'Pieces of Her' Netflix Review: A Dozen Storylines and Still Unoriginal
Published March 2 2022, 3:01 a.m. ET
Based on the novel of the same name by Karin Slaughter, the Netflix thriller Pieces of Her offers up a typical high-stakes narrative: A young woman must piece together her mother’s dark past following an attack on her small town. As secrets surface, the threat becomes more tangible, leaving multiple lives in the balance.
Though it boasts an intriguing premise, the series relies entirely on the unknown to maintain a viewer's interest. Two narratives unfold concurrently — the past and the present — but the present storyline manifests as a mere distraction from the far more interesting, shrouded-in-secrecy history.

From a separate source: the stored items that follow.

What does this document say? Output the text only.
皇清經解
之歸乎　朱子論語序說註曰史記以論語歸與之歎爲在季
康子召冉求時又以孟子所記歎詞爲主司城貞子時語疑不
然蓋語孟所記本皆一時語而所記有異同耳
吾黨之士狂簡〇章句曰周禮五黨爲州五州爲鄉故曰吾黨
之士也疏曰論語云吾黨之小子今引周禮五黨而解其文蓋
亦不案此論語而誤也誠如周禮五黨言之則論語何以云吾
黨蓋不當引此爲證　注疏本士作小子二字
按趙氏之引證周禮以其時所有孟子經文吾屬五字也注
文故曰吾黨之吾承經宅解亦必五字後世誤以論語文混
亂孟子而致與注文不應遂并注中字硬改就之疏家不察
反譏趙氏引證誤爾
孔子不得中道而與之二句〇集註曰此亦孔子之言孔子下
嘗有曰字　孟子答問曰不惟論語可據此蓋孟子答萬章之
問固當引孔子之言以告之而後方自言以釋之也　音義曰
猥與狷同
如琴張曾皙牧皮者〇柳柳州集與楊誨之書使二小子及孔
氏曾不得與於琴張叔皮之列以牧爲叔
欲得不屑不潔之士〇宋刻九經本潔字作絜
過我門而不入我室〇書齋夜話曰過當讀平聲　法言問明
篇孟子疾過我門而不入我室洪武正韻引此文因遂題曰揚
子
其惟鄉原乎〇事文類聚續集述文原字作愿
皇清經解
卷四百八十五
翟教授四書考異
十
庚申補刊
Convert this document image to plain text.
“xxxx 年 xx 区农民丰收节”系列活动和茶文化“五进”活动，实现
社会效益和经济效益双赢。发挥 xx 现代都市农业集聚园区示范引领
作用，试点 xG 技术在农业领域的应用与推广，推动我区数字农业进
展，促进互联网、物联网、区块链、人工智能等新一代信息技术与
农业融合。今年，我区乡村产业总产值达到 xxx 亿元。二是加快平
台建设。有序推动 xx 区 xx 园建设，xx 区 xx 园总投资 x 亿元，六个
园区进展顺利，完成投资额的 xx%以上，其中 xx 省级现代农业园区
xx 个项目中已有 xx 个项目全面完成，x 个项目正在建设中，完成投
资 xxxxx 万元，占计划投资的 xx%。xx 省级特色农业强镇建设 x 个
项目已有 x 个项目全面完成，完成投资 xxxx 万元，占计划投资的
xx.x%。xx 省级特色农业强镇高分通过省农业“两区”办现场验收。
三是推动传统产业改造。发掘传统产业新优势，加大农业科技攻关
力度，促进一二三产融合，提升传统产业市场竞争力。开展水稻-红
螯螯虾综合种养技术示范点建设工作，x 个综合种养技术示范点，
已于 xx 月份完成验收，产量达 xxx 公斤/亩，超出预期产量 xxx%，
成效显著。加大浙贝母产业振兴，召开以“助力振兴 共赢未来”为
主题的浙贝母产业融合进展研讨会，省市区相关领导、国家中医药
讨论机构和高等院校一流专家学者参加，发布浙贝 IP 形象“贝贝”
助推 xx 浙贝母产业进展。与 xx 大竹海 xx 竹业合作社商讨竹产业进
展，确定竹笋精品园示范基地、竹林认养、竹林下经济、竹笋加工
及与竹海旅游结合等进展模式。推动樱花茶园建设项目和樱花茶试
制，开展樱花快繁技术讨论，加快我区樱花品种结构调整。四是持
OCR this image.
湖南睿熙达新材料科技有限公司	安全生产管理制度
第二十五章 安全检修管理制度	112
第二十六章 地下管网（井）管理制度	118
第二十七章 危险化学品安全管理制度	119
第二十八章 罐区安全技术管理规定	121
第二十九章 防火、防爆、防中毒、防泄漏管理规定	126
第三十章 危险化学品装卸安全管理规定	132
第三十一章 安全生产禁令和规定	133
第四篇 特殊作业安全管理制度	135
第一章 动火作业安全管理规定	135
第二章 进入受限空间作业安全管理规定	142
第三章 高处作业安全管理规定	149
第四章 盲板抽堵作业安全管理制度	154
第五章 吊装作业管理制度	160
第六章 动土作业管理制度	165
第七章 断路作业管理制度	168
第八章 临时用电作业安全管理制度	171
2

Employing a typical flashback format, Pieces of Her provides frequent glimpses into the past, but waits, and waits, and waits to unveil its dark truths. The story is unnecessarily drawn out over eight episodes (the first half of which play entirely as unwarranted exposition). The series' formulaic approach might have worked, but the writers forgot one vital piece of this mystery mechanism: to ensure the viewers care about the protagonists' well-being.
Pieces of Her
Our Rating
Netflix's 'Pieces of Her' is a puzzle unworthy of the time it takes to piece together.
Release Date: March 4, 2022
Network: Netflix
Cast: Toni Collette, Jessica Barden, Bella Heathcote, Omari Hardwick
Creators: Charlotte Stoudt (based on the novel by Karin Slaughter)
Pieces of Her stars Bella Heathcote as Andrea, a young woman on the run, playing detective. Sometimes, she’s as clever and conniving as Jennifer Garner is in Alias, yet other times, she doesn't even realize she’s being followed. What little character-building exists ranges from illustrating the main protagonist as a practiced spy to showing her as a directionless and naïve millennial.
Toni Collette plays Andy’s mother with the dark past, Laura Oliver. Though Toni uses all the talents in her arsenal — as a thriller queen with a CV that includes Hereditary and Nightmare Alley — she can’t save this script from its reliance on tropes. At times, Toni even seems aware of the uninspired dialogue, clearly phoning it in, compared to the other triumphant roles she's held.
How many times can we hear an I-did-it-to-protect-you conversation or an I-don’t-even-know-who-she-is-anymore monologue before our eyes start rolling into the back of our heads? The writing in Pieces of Her feels lazy, as scenes designed to increase the show’s emotional pull fall flat. However, whether that’s the writing alone or also Bella's monotone delivery is up for debate.
Bella speaks in a low tone throughout the limited series. Her delivery consistently dangles somewhere between inquisitive and empty. In (arguably) trying to convey shock and determination, she gives off insipid detachment. (And Toni Collette's adolescent counterpart in the series, Jessica Barden, seems to have attended the same drama school as Bella.)
Pieces of Her's somber moments lack authenticity. The writers understand that emotionally resonant scenes are a necessity in thrillers. Yet, they deal with sincerity as a mere checklist requirement; thus, depth remains consistently out of reach. Scenes that should elicit waterworks or a harrowing degree of dread become platitude-packed pitstops that clutter the journey to the grand reveal. Then, there isn’t just one grand reveal. There are a few twists and turns along the way, which should aid the series… theoretically.
Unfortunately, once the mid-season reveal surfaces, the rest of the story becomes rather predictable. Twist-ending aficionados will have this puzzle pieced together way before the final curtain. And if a meandering plot and listless actors aren’t enough to minimize any potential success this series had, let’s not forget that it packs in a multitude of subplots and attempts at social commentary. There’s a cancer narrative. Corporate greed. Political extremism. Sibling rivalry. Toxic parent-child dynamics. A love triangle. A budding romance.
It’s too much. Though Pieces of Her seems to have an abundance of directions, the result is that it comes off as directionless.
Halfway through, the limited series picks up the pace and gains much-needed focus, aligning itself ever-so-temporarily with higher caliber thrillers. Pieces of Her draws you in as the mystery deepens, but it takes too much time to find its sweet spot and then thrives solely on a need-to-know-what-happens basis (so much so that you may be eager to hit the fast-forward button).
Pieces of Her is amateurishly contrived. Somehow, the series is chock-full of contemporary themes and narratives, yet it still lacks originality. It’s been done before. And it’s been done better.